You'll notice it says party, but I said "special project". What kind of special project could you need this file for? Well, Gail, a good friend of mine, is currently working with one of her local cemeteries to do a clean-up of old stones. This planner would be perfect for that project. You would know who was coming and who you asked but was unavailable. You could list needed supplies and make sure you have them before the big day. You'll know who's in charge of bringing what, doing what, preparing what. And after all is said and done, you take that record home and fill out thank you cards for all their hard work. As I always say "Do it NOW". So no later than the day after, you should sit down with a stack of cards and write out your thank yous. They should be in the mail that same day so that they promptly arrive and people know you truly appreciate their help. * I promise, Gail, I will cover this in greater detail later, but thought it was a great add-in for my organise series*

I keep this separate from my family files because this isn't just about family. This is an on-going action system. Many of the things I learn while talking to family will be saved to my tree and added to my files, but many things will not. Having them in a localised place helps me keep track of important things that are happening now. My family files are for important things that happened then. I find this requires to separate systems. I love the contact and information pages for people as well as companies. You will have to deal with people unrelated to you that will never be in your family file. You may need to talk to them more than once. If you're like me, without a system in place, you'll forget what day it is. You'll forget names unless you talk to that person frequently. And God forbid you need to remember what you're job is at the next society meeting without writing it down......... was I in charge of refreshments or handouts this time?

Your to-do
Your system should be chugging along by now. You've been working and fine-tuning your files to make sense for you. You've kept your workspace clear. You've started the mantra of "Do it NOW" and have made headway on that pile of nonsense that used to clutter your life. You're working on your end-game and setting up your plan for where your research goes when you're gone and making sure the system will make sense for them. This week, let's work on those living connections. Start some kind of system (whether it's a detailed one like mine or more laid back) to ensure you remember those special days. Continue your plans for getting a reunion started by setting up a localised place for all the information related to it. Make a file for correspondence with companies, libraries, cemeteries and other repositories that you plan to deal with frequently. Learn the name of the person who could most help you and keep a log of your conversations. And for goodness sake, get into the habit of sending a thank-you note for their work! Thank them for answering your questions. Thank them for sending your info. Thank them for taking time to teach you how to use the projector. Thank your family for coming to your party. Thank your aunt for providing her photos or stories. Do it formally with a card whenever you can. Never let a week pass without thanking someone for doing something!

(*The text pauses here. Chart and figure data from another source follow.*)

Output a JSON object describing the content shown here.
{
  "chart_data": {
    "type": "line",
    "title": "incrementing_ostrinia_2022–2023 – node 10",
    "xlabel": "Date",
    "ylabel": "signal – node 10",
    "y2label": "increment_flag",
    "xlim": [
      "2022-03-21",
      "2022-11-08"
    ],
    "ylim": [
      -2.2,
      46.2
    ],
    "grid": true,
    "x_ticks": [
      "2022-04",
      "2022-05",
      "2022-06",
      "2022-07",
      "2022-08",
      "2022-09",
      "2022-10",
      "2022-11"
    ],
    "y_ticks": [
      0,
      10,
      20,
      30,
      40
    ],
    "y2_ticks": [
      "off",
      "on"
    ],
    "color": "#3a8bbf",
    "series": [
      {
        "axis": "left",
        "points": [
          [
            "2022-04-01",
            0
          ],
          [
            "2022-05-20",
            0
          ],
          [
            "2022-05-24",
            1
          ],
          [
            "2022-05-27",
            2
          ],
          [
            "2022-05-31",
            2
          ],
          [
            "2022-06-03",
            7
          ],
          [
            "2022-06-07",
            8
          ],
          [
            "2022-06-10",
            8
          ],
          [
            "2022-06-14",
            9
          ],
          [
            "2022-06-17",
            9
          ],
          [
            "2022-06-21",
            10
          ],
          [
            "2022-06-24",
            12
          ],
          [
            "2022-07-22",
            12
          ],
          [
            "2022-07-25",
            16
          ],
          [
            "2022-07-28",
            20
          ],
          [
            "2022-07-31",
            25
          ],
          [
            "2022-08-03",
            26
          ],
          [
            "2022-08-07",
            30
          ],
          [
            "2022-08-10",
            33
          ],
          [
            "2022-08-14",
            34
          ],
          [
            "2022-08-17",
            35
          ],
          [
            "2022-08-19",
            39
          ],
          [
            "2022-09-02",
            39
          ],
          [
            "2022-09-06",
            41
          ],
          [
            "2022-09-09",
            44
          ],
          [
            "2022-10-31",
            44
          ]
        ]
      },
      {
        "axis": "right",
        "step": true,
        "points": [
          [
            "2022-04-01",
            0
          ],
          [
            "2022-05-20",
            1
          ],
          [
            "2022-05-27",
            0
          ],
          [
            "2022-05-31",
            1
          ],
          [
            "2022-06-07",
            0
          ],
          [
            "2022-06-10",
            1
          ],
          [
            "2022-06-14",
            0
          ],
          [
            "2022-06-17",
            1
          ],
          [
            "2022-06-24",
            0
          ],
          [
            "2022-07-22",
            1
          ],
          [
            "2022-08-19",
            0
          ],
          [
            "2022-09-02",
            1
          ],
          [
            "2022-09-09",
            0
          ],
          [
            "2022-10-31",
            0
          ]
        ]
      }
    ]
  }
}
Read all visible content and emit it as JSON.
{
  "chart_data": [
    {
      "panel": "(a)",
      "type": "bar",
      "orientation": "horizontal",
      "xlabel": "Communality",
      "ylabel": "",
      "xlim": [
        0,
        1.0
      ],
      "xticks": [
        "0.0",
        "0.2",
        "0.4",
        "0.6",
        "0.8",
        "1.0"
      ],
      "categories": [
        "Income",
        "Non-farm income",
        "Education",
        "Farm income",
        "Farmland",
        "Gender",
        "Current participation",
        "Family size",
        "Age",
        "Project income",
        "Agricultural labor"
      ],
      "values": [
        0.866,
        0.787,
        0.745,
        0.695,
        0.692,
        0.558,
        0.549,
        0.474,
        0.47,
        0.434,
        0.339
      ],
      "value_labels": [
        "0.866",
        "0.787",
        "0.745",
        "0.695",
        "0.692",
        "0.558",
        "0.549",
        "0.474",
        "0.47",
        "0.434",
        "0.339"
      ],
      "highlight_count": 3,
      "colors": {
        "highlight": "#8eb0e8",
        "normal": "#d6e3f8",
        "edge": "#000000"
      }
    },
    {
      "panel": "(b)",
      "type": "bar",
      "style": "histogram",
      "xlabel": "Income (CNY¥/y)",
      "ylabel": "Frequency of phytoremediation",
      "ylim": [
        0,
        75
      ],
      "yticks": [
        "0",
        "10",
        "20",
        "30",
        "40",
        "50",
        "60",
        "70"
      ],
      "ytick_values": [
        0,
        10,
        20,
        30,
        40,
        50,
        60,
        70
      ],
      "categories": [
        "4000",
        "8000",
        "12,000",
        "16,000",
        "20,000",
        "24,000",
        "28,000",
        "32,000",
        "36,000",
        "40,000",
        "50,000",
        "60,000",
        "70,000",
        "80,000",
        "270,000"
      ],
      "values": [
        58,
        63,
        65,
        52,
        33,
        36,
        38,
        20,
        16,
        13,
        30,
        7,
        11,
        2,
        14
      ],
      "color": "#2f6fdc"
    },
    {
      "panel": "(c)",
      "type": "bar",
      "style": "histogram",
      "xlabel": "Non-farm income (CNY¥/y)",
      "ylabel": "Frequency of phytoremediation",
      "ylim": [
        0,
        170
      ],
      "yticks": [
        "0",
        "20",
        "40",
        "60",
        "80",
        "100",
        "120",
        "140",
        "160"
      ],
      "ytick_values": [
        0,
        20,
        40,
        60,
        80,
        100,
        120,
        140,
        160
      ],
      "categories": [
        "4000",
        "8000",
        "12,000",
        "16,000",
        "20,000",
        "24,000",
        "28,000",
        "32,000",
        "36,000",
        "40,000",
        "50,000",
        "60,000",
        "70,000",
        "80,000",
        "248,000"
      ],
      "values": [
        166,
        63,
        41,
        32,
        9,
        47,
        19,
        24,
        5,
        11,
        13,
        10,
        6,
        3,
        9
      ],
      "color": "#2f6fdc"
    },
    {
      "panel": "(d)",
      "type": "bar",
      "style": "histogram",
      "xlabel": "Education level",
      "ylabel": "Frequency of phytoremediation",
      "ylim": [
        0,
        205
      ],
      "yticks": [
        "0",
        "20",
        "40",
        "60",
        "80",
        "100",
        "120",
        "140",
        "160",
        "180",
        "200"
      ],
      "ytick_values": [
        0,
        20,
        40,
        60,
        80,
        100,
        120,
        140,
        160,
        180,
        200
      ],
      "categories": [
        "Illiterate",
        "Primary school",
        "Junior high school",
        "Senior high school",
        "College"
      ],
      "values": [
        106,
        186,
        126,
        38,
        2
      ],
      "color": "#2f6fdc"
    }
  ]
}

And since we are getting on to the living this week, learn what you can do to give back. Make this the week you pick a successor. Or the week you give serious thought to their training now. Get into the habit of sending birthday and anniversary cards early rather than late. Call those relatives you haven't spoken to in a while. Write to those new connections you've not yet introduced yourself. (Your next best friend could be an email away!). Don't let Facebook be the only contact you have to your relatives and friends. Make a point to meet in person with those nearest you. Plan a trip to see those farthest. Take a look at local cemeteries and historical locations and see if you can help save them from disrepair. Get in touch with the living while they still live.

And write it all down while you still live.